A BLOG BY DR IAN RECHNER (Follow @ianrechner) FOR OXICM
Habit that we have got used to when ventilating patients
DOI: This is written as a commentary on what we do with patients who are on ventilators. It is not extensively literature reviewed and is more a reflection on some of the things we do in everyday life on the ICU. I am an enthusiast when it comes to ventilators, am a ventilator trainer for Hamilton Medical and my personality is aligned to processes!
Measurement of oxygenation
There often appears to be a focus on PaO2 on a blood gas. If we take a patient with a heart rate of 60, then after 1 day there would have been 86400 heart beats or 86400 Sp02 readings (60bpm x 60minutes x 24 hours). Can we come anywhere near this number of blood gases in a day? In addition we all know Sp02 levels change within a few minute and the oxygen dissociation curve is not fixed in position. As time progresses we may have a device which gives us a continuous Pa02, but I suspect a long running debate on what the “magic number” might be will then develop. As ICUs start to continuously measure end tidal C02, the same argument may apply to PaC02, with the caveat of there being a PaC02-ETC02 gap.
If the European Union brought out a law that a ventilator would only start to work once the patient’s height and sex had been entered, would lives be saved? This would allow the patient’s ideal body weight to be calculated and would give the user a better idea of volumes delivered to that patient. This does not stop the operator entering an erroneous height though!
Absolute vs mls/kg tidal volumes display on the ventilator
Our standard convention is to look at absolute volume on a ventilator. A tidal volume of 500mls is a “nice round number”, which we aim for. However, if your ideal body weight is 50kg then this is not good, but okay if your IBW is greater than 70kg. In addition our tidal volume alarm limits are often 300 to 800mls. Why is it not 4 to 9 mls/kg?

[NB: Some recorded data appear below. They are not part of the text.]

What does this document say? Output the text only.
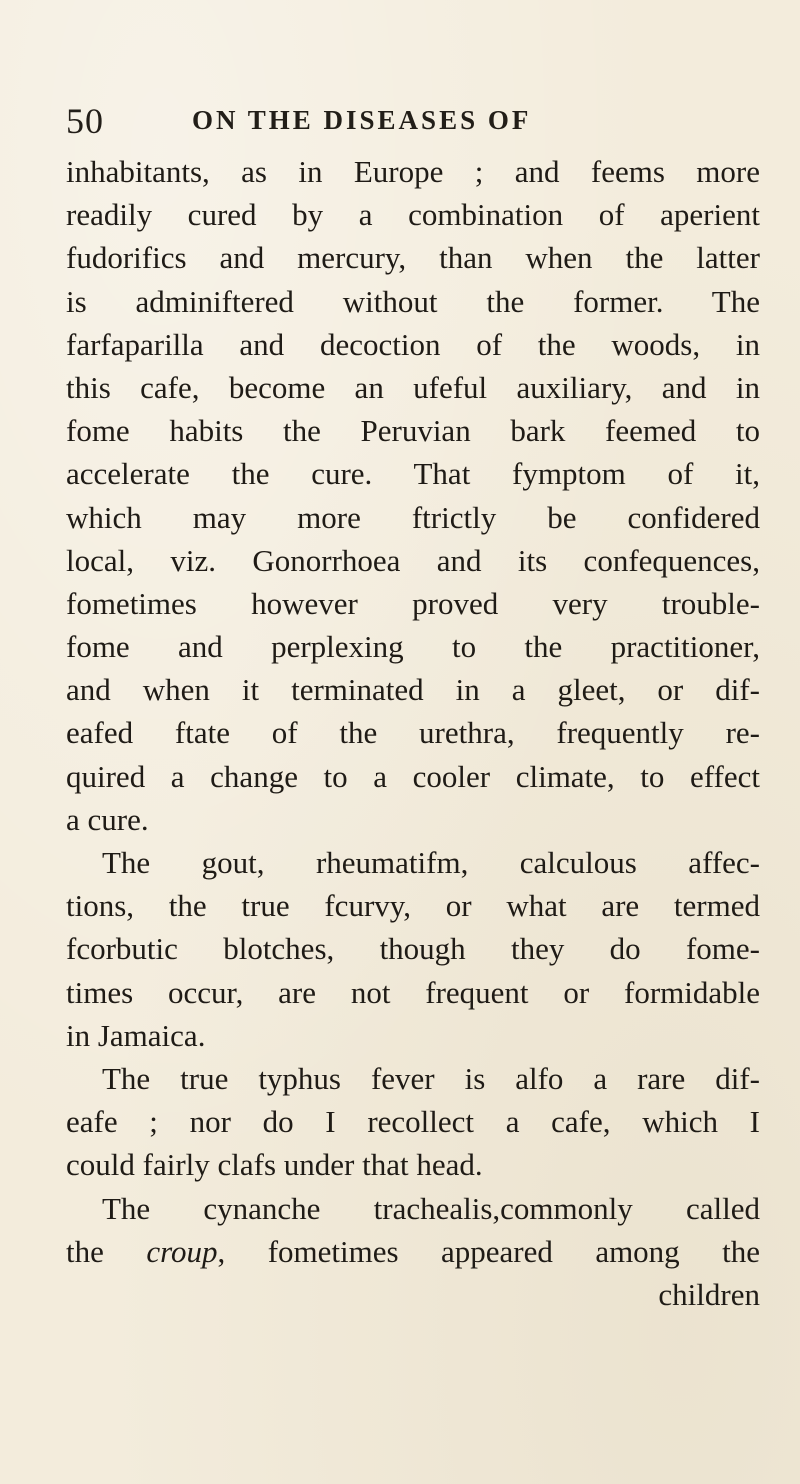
50	ON THE DISEASES OF
inhabitants, as in Europe ; and feems more
readily cured by a combination of aperient
fudorifics and mercury, than when the latter
is adminiftered without the former. The
farfaparilla and decoction of the woods, in
this cafe, become an ufeful auxiliary, and in
fome habits the Peruvian bark feemed to
accelerate the cure. That fymptom of it,
which may more ftrictly be confidered
local, viz. Gonorrhoea and its confequences,
fometimes however proved very trouble-
fome and perplexing to the practitioner,
and when it terminated in a gleet, or dif-
eafed ftate of the urethra, frequently re-
quired a change to a cooler climate, to effect
a cure.
The gout, rheumatifm, calculous affec-
tions, the true fcurvy, or what are termed
fcorbutic blotches, though they do fome-
times occur, are not frequent or formidable
in Jamaica.
The true typhus fever is alfo a rare dif-
eafe ; nor do I recollect a cafe, which I
could fairly clafs under that head.
The cynanche trachealis,commonly called
the croup, fometimes appeared among the
children
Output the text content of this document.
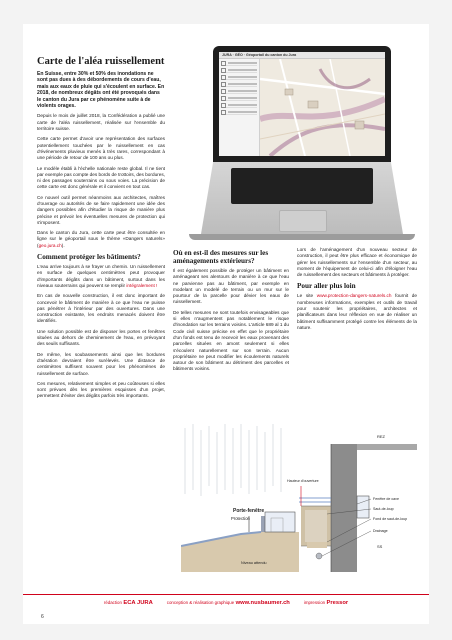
Carte de l'aléa ruissellement
En Suisse, entre 30% et 50% des inondations ne sont pas dues à des débordements de cours d'eau, mais aux eaux de pluie qui s'écoulent en surface. En 2018, de nombreux dégâts ont été provoqués dans le canton du Jura par ce phénomène suite à de violents orages.
Depuis le mois de juillet 2018, la Confédération a publié une carte de l'aléa ruissellement, réalisée sur l'ensemble du territoire suisse.
Cette carte permet d'avoir une représentation des surfaces potentiellement touchées par le ruissellement en cas d'événements pluvieux menés à très rares, correspondant à une période de retour de 100 ans ou plus.
Le modèle établi à l'échelle nationale reste global. Il ne tient par exemple pas compte des bords de trottoirs, des bordures, ni des passages souterrains ou sous voies. La précision de cette carte est donc générale et il convient en tout cas.
Ce nouvel outil permet néanmoins aux architectes, maîtres d'ouvrage ou autorités de se faire rapidement une idée des dangers possibles afin d'étudier la risque de manière plus précise et prévoir les éventuelles mesures de protection qui s'imposent.
Dans le canton du Jura, cette carte peut être consultée en ligne sur le géoportail sous le thème «Dangers naturels» (geo.jura.ch).
Comment protéger les bâtiments?
L'eau arrive toujours à se frayer un chemin. Un ruissellement en surface de quelques centimètres peut provoquer d'importants dégâts dans un bâtiment, surtout dans les niveaux souterrains qui peuvent se remplir intégralement !
En cas de nouvelle construction, il est donc important de concevoir le bâtiment de manière à ce que l'eau ne puisse pas pénétrer à l'intérieur par des ouvertures. Dans une construction existante, les endroits menacés doivent être identifiés.
Une solution possible est de disposer les portes et fenêtres situées au dehors de cheminement de l'eau, en prévoyant des seuils suffisants.
De même, les soubassements ainsi que les bordures d'aération devraient être surélevés. Une distance de centimètres suffisent souvent pour les phénomènes de ruissellement de surface.
Ces mesures, relativement simples et peu coûteuses si elles sont prévues dès les premières esquisses d'un projet, permettent d'éviter des dégâts parfois très importants.
JURA · GÉO · Géoportail du canton du Jura
Où en est-il des mesures sur les aménagements extérieurs?
Il est également possible de protéger un bâtiment en aménageant ses alentours de manière à ce que l'eau ne parvienne pas au bâtiment, par exemple en modelant un modelé de terrain ou un mur sur le pourtour de la parcelle pour dévier les eaux de ruissellement.
De telles mesures ne sont toutefois envisageables que si elles n'augmentent pas notablement le risque d'inondation sur les terrains voisins. L'article 689 al 1 du Code civil suisse précise en effet que le propriétaire d'un fonds est tenu de recevoir les eaux provenant des parcelles situées en amont seulement si elles s'écoulent naturellement sur son terrain. Aucun propriétaire ne peut modifier les écoulements naturels autour de son bâtiment au détriment des parcelles et bâtiments voisins.
Lors de l'aménagement d'un nouveau secteur de construction, il peut être plus efficace et économique de gérer les ruissellements sur l'ensemble d'un secteur, au moment de l'équipement de celui-ci afin d'éloigner l'eau de ruissellement des secteurs et bâtiments à protéger.
Pour aller plus loin
Le site www.protection-dangers-naturels.ch fournit de nombreuses informations, exemples et outils de travail pour soutenir les propriétaires, architectes et planificateurs dans leur réflexion en vue de réaliser un bâtiment suffisamment protégé contre les éléments de la nature.
Porte-fenêtre
Protection
Niveau attendu
REZ
Hauteur d'ouverture
Fenêtre de cave
Saut-de-loup
Fond de saut-de-loup
Drainage
SS
rédaction ECA JURA	conception & réalisation graphique www.nusbaumer.ch	impression Pressor
6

There is very good data in ARDS patients who are passive on a ventilator that we should use 6-8mls/kg. What do we do with patients who have COPD, patients with normal lungs or patients who are spontaneously breathing on a ventilator? The spontaneously breathing patient with a high minute volume for whatever reason makes this situation even more difficult. Do you sedate, drive the minute volume down and then control the tidal volume that way? Again we all know that our goal is to get patient’s off a ventilator so this strategy will have its faults.
A CT scan will often show basal lung collapse or lung US may show something similar. If we go back to our ARDS model of 7mls/kg, if half of lung volume is lost due to collapse, this means our 7mls/kg is across a smaller total lung volume. Do we use an even smaller target tidal volume in this case or try and recruit the lung?
Fixed pressure modes of ventilation
Our targets are tidal volumes of 6-8mls/kg. When a patient is first placed on a ventilator (usually paralysed at this point), setting a fixed pressure to achieve a target tidal volume is usually pretty straight forward. However we all know that the patient’s compliance (lung water, position in bed, sedation, inflammation, passive vs active breathing) and resistance (tube biting, bronchospasm, secretions and end of ETT position) change a lot. The results of these changes to the resistance and compliance will mean an increase or decrease in tidal volume, which will either damage lungs or hypo ventilate the patient. If you know the patient’s ideal weight, have the target tidal volume presented in the mls/kg format and someone watching the ventilator closely all the time, then you can manually fix this issue. In the real world though, I feel we struggle achieving this.
Conclusion and another confession
Outcome for patients being admitted to ICUs for ventilation is improving and it is often difficult to put your finger on the reasons for this. Will the things above make any difference? I am rightly or wrongly a strong believer in ensuring the “basics” are done well. My work place has a ventilator which gives an ideal body weight, displays tidal volume in mls/kg, has a pressure control volume guarantee mode (ASV), has a recruitment tool build it and offers fully automated closed loop ventilation.